At today’s construction meeting Dorothy and Harold discussed with Bob the first solution to the rusting exterior flexible doorstops–rigid aluminum ones. These are needed for the upper deck and utility doors. We noted that these are mounted on the door (not the domed models on the wall that we had). While the utility room door hits the wall at 90 degrees, the upper deck froms an oblique angle that could, over time, loosen the stop in the door. We also noted that the new stops stick out farther since they need to be longer than the door levers, which we judged an aesthetic disadvantage. While taking pictures to illustrate the problem, we noticed that, since the new open-out doors are not recessed like the old ones were, they open (almost) completely (180 degrees), and can hit the wall or open awning windows. Some of the old doors had “gooseneck” stops screwed into the courtyard/patio tile–these will be replaced if there originally.
Do residents have strong opinions about which solution is better–rigid door-mount vs. convex wall-mount? If so, please discuss in the comments section, below.

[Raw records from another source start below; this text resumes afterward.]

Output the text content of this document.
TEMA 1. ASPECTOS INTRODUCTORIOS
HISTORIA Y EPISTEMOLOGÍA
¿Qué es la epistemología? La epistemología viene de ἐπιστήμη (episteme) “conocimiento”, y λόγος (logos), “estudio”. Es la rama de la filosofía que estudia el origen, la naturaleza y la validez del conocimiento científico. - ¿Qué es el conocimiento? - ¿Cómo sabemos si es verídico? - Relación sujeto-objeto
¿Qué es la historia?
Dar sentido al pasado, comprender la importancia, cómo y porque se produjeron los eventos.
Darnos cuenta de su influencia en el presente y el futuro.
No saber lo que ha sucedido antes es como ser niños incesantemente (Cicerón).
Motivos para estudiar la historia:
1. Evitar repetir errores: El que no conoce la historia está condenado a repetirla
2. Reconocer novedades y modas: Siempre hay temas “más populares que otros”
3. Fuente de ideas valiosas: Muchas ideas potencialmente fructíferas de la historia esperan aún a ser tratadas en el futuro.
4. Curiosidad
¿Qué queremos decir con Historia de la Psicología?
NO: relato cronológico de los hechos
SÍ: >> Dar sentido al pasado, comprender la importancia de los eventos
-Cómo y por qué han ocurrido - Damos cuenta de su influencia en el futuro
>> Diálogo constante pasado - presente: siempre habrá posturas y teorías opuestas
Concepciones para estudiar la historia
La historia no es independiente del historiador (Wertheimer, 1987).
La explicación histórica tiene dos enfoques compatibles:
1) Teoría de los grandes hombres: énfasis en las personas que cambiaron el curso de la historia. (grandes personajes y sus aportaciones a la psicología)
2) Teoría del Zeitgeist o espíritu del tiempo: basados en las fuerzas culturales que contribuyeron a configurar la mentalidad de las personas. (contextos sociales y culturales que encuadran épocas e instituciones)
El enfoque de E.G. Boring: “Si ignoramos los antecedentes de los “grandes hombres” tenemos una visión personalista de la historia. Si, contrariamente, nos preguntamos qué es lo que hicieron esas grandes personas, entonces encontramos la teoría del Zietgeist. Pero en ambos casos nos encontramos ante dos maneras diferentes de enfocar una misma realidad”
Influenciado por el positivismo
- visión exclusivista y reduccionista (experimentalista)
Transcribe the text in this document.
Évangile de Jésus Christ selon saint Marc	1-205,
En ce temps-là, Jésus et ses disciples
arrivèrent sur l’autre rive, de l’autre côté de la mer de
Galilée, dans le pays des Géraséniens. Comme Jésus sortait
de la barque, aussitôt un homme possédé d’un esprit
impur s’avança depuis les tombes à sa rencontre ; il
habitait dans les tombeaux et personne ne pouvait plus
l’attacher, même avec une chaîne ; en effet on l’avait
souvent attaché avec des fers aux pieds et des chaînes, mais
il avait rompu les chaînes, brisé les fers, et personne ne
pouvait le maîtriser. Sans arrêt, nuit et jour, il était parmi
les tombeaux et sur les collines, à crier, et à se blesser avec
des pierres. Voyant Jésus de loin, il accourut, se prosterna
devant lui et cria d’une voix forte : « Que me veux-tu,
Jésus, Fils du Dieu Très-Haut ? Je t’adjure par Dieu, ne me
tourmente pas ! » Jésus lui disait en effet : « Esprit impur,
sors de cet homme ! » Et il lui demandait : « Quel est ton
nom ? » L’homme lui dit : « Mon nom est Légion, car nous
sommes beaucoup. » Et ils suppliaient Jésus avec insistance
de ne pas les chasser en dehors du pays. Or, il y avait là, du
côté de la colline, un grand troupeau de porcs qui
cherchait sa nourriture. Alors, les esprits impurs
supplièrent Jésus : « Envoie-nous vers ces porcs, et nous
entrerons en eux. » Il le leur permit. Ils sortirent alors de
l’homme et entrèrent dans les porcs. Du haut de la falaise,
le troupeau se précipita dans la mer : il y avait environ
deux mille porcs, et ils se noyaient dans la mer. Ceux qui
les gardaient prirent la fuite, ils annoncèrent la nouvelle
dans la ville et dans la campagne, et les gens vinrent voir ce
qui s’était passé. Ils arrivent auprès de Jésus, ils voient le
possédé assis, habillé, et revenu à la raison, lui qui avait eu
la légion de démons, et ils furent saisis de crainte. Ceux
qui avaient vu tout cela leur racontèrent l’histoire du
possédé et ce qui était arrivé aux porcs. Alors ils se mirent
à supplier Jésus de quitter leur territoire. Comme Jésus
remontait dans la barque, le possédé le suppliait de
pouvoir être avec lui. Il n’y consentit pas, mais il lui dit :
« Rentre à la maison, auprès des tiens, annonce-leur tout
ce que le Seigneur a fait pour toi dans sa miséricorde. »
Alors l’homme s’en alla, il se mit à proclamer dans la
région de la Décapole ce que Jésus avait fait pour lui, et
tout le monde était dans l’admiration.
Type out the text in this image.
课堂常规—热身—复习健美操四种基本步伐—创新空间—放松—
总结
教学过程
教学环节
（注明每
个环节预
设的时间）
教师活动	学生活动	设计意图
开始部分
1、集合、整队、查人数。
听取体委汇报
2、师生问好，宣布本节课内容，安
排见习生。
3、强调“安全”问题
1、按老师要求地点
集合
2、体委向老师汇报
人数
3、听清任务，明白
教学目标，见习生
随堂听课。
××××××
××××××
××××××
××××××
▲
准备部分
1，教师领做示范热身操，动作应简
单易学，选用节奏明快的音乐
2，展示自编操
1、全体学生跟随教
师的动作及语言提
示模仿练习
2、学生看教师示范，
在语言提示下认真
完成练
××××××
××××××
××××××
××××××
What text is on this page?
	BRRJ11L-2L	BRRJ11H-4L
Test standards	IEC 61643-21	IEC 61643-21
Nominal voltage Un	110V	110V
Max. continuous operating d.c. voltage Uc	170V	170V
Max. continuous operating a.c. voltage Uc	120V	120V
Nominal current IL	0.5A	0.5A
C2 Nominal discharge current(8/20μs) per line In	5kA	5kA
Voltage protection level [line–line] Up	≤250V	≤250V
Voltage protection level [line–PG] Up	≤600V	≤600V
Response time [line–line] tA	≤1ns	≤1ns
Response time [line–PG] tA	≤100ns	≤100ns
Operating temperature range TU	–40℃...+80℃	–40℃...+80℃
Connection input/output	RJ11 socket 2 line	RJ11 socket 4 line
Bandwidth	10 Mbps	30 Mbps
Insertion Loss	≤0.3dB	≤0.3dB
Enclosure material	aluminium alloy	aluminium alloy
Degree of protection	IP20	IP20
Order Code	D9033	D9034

Above is the solution used on the 900s-920s, which will soon be replaced by rigid models of the same type. Here is what can happen if the door is opened vigorously–the lever hits the wall:
But will the rigid replacement loosen over time because it hits at an angle? How much are we willing to spend to buy convex models (flexible cost $.68, rigid $2-3, convex $4-5)? (We need maybe 90-100 for the remaining clusters, so the added cost would be about $200.)